数年前、電通が”人生の幸福感”に関する調査を行いました。「あなたが100歳まで生きるとしたら、もっとも幸せなのは何歳のときか?」というもの。もし自分の年齢より高い数字を言えば、「未来にもっといい時期がやってくる」と考えていることになり、年齢より小さい数を言えば、「過去のほうがよかった」と感じていることになります。
あなたは、もし自分が100歳まで生きるとしたら、もっとも幸せなときは何歳と答えますか? なんとなく思いついた年齢でOK。自分の深層心理を探ってみましょう。
調査の結果は、年齢が若い人ほど「もっともいいときは未来」、つまりこれから先のどこかに一番いいときがやってくると期待していることがわかり、年齢が高くなるにつれて「もっともいいときは過去」と思っていることがわかりました。

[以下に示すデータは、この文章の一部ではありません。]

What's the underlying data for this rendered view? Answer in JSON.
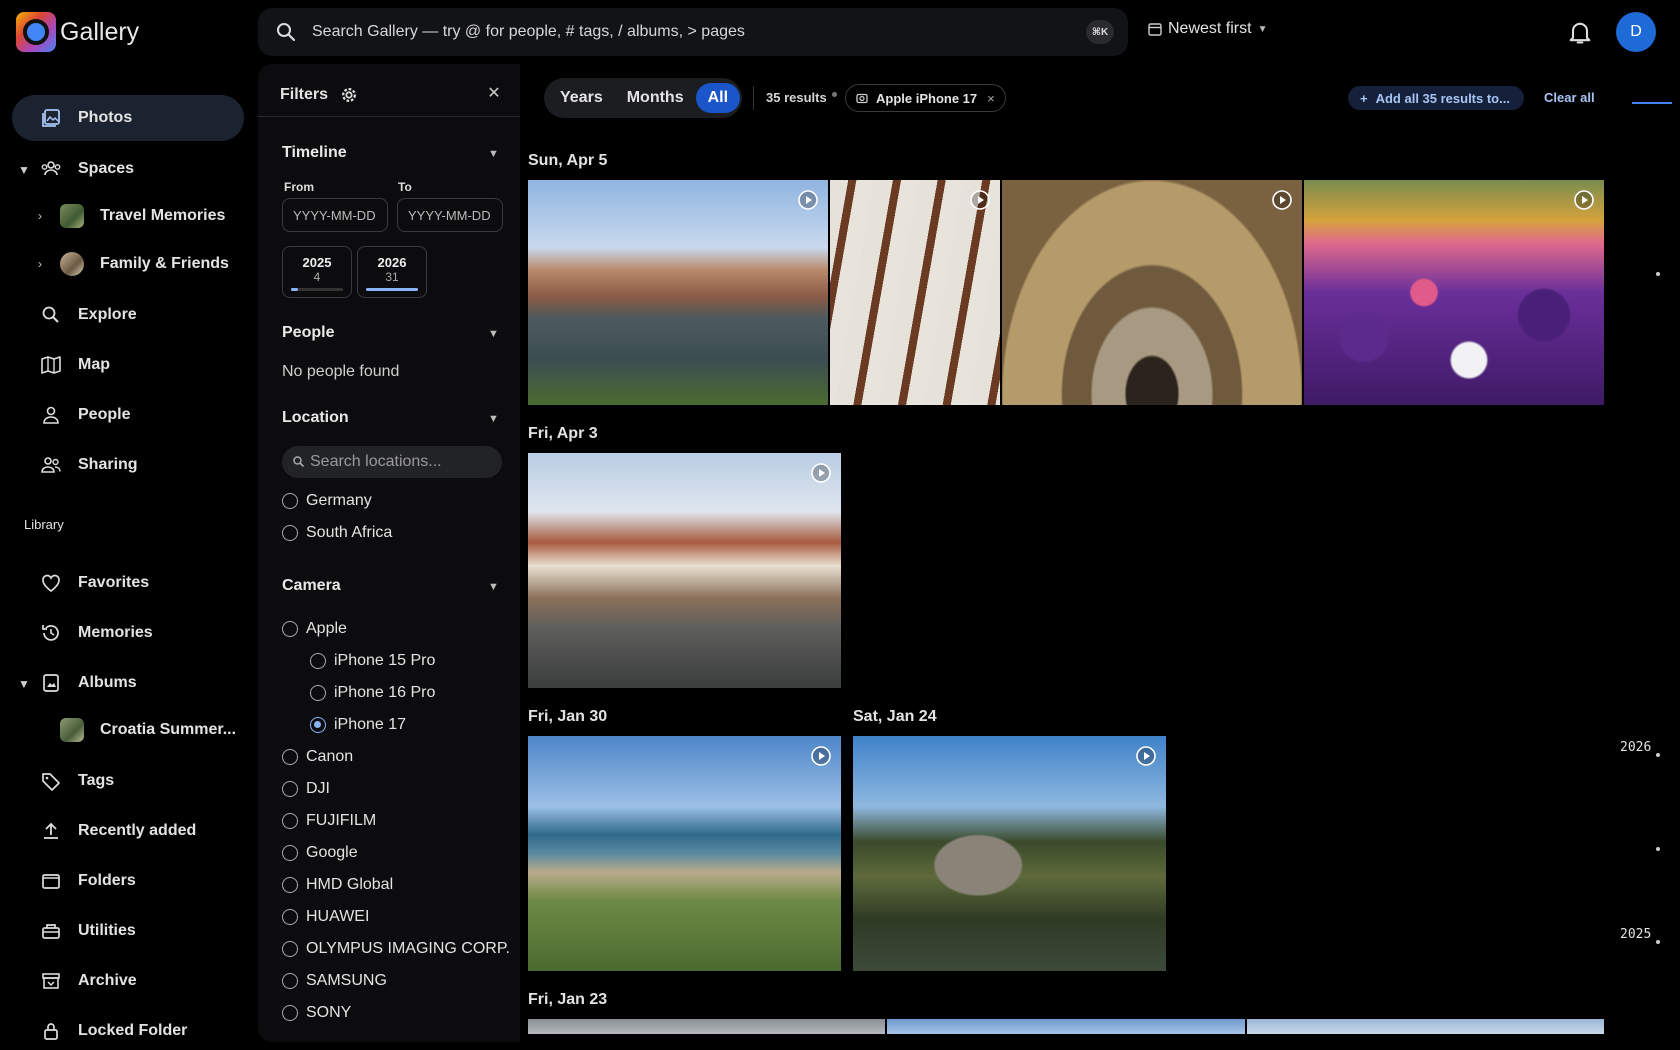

一番だとする過去と未来が交差する年齢は40歳。もしかしたら、人間は40歳を超えるころから、未来に対する希望を持たなくなるというか、持てなくなるのかもしれませんね。あなたは何歳と答えましたか?あなたにとって希望とはなんでしょうか?
この結果から、私は、若いうちは「これから自分が手にできそうなもの」を見て生きられるから希望を抱くことができるのだろう。けれども、40歳を過ぎるころから「つい、人生で失ったものや二度と得られないもの」に目が向くようになって、将来に希望を抱きにくくなるんだろうナ、と感じました。
いくつになっても、物理的なモノや目に見える現象に”幸せ”を求めれば、しだいに希望を失っていくのは当然のことです。私にも覚えがありますが、自らの衰えと戦い、人生でやりそこねたことを悔やみ、老いていくことに不安を抱き、もう無理なんだ…と半ばあきらめの境地で、どうして幸せに生きられるでしょうか。

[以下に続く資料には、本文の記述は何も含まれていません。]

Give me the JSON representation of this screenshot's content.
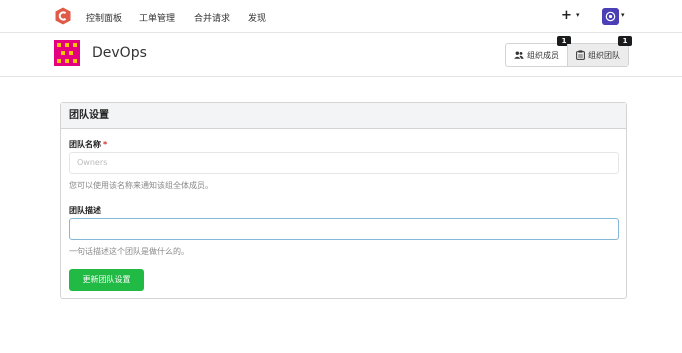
{
  "nav": {
    "items": [
      {
        "label": "控制面板"
      },
      {
        "label": "工单管理"
      },
      {
        "label": "合并请求"
      },
      {
        "label": "发现"
      }
    ],
    "plus": "+",
    "caret": "▾"
  },
  "org": {
    "name": "DevOps",
    "tabs": [
      {
        "label": "组织成员",
        "count": "1",
        "icon": "people-icon"
      },
      {
        "label": "组织团队",
        "count": "1",
        "icon": "team-icon"
      }
    ]
  },
  "settings": {
    "heading": "团队设置",
    "name_label": "团队名称",
    "required_mark": "*",
    "name_value": "Owners",
    "name_help": "您可以使用该名称来通知该组全体成员。",
    "desc_label": "团队描述",
    "desc_value": "",
    "desc_help": "一句话描述这个团队是做什么的。",
    "submit_label": "更新团队设置"
  },
  "colors": {
    "brand": "#e05a47",
    "accent": "#21ba45",
    "badge": "#1b1c1d",
    "org_avatar_bg": "#e4007f",
    "org_avatar_fg": "#f5c500"
  }
}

若いときは、自分の死にリアリティがない分、ずっと生きられる気でいるのでやたらと悩みますが、もしもじきにこの世を去ることを実感すれば、悩んでいるヒマはなくなるはず。きっと、今ある時間をもっと丁寧に生きられるでしょうね。
その観点からも、年齢とともに幸せの中身を整えて変化させていくことは、とても大切だと痛感します。それぞれの人生は体験の宝庫。年齢はその人の年輪です。顏に表れたシワの数だけ、宝のような体験が魂に刻まれている、と考えてみてください。
あなたの人生は、もともとはあなたの魂が「これらの体験を通して進化しよう」と計画してきたものだから、人と比べるのはナンセンスだし、世間的に正しいか正しくないかも意味をなしません。
あなたが「いろいろな気づきを得た」「人生はおもしろい」「自分なりによくがんばった(がんばっている)」とマルをつければ、その時点で完成なんです。
すると、自分が人間として誕生する機会を得たことや、さまざまな体験ができた(今もしている)ことに、自然と感謝の念がわきますよ。そして、人生で初めて体験する”今の年齢の自分”を有意義に生きようと改めて思うでしょう。
そう思って今というときを生きられることが、”幸せ”なのです。